Building Open MPI with the latest MXM 2 and FCA 2.5

Version 1

    Preparation for install

     

    • Make sure your cluster nodes have latest MOFED 2.0-3.0.0 installed
    • Choose shared storage where you plan to install Mellanox HPC solution software
    • Define variables pointing to various shared locations which will be used to build HPC packages

    % export SHARED_NFS=/usr/local/mellanox 

    % export KNEM_DIR=$(find /opt -maxdepth 1 -type d -name "knem*" -print0)

    % export FCA_DIR=/opt/mellanox/fca

    % export MPI_HOME=$SHARED_NFS/install/openmpi

     

    Install/Upgrade to Latest MXM

     

      

    Install/Upgrade to Latest FCA

     

    # service fca_managerd stop 

    • On all cluster nodes, remove old and install new fca.rpm

    # rpm -e fca --nodeps

    # rpm -ihv fca.bin.rpm

    • Start FCA manager on dedicated machine connected to the cluster fabric

    # service fca_managerd start

     

    Mellanox OMPI v1.6.5 install

     

    % wget ftp://bgate.mellanox.com/hpc/ompi/ompi-latest.tar

    % rpm2cpio openmpi-1.6.5-*.src.rpm| cpio -id

    % mkdir -p $SHARED_NFS

    % tar zxvf -C $SHARED_NFS openmpi-1.6.5-0ea4499.tar.gz

    % export MPI_DIR=$PWD/openmpi-1.6.5-0ea4499

    % cd $MPI_DIR

    % ./configure --with-platform=mellanox/optmized \

    --with-mxm=$MXM_DIR \

    --with-fca=$FCA_DIR \

    --with-knem=$KNEM_DIR \

    --prefix=$MPI_HOME \

    --with-slurm

    % make -j9 all && make -j9 install

     

    Run script example

     

    #!/bin/sh -x

    #SBATCH --job-name=compare

    #SBATCH --nodes=10

    #SBATCH --ntasks-per-node=16

    #SBATCH -p cluster

    #SBATCH --time=24:00:00

     

    NP=$SLURM_NPROCS

    MPI_HOME=$SHARED_NFS/install/openmpi

    EXE=/usr/mpi/gcc/openmpi-1.6.5/tests/IMB-3.2.4/IMB-MPI1

    EXE_ARGS="-iter 1000 -npmin $NP -mem 0.9 "

     

    common_args="-mca mca_component_show_load_errors 0 --bind-to-core --byslot -display-map "

     

    coll_fca="-mca coll_fca_np 0 -mca coll_fca_enable 1 -mca coll_fca_enable_cache 1"

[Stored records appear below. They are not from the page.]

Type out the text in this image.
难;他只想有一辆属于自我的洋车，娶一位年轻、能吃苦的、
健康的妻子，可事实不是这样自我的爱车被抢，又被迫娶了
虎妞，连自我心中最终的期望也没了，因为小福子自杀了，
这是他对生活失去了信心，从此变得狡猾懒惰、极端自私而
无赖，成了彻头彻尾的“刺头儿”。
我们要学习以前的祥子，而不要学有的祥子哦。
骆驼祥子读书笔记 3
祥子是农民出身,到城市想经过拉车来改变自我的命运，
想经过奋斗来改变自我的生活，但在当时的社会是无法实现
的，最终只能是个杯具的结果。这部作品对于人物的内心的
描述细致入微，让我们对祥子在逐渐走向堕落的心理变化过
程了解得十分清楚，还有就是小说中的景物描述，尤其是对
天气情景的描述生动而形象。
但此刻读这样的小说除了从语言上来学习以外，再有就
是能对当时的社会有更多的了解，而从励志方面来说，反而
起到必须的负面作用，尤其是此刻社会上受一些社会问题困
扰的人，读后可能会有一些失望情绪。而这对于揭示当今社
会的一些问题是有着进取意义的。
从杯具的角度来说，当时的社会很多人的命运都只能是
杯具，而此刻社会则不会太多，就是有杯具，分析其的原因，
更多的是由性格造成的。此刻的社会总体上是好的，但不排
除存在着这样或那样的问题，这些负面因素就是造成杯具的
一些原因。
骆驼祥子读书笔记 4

    coll_nofca="-mca coll_fca_enable 0"

     

    mpi_args_mxm="$common_args -mca mtl_mxm_np 0 -mca pml cm -mca mtl mxm"

    mpi_args_vanilla="$common_args -mca mtl ^mxm -mca btl self,sm,openib"

     

    mlx5_params="-x MXM_RDMA_PORTS=mlx5_0:1 -mca btl_openib_if_include mlx5_0:1 -mca rmaps_base_dist_hca mlx5_0"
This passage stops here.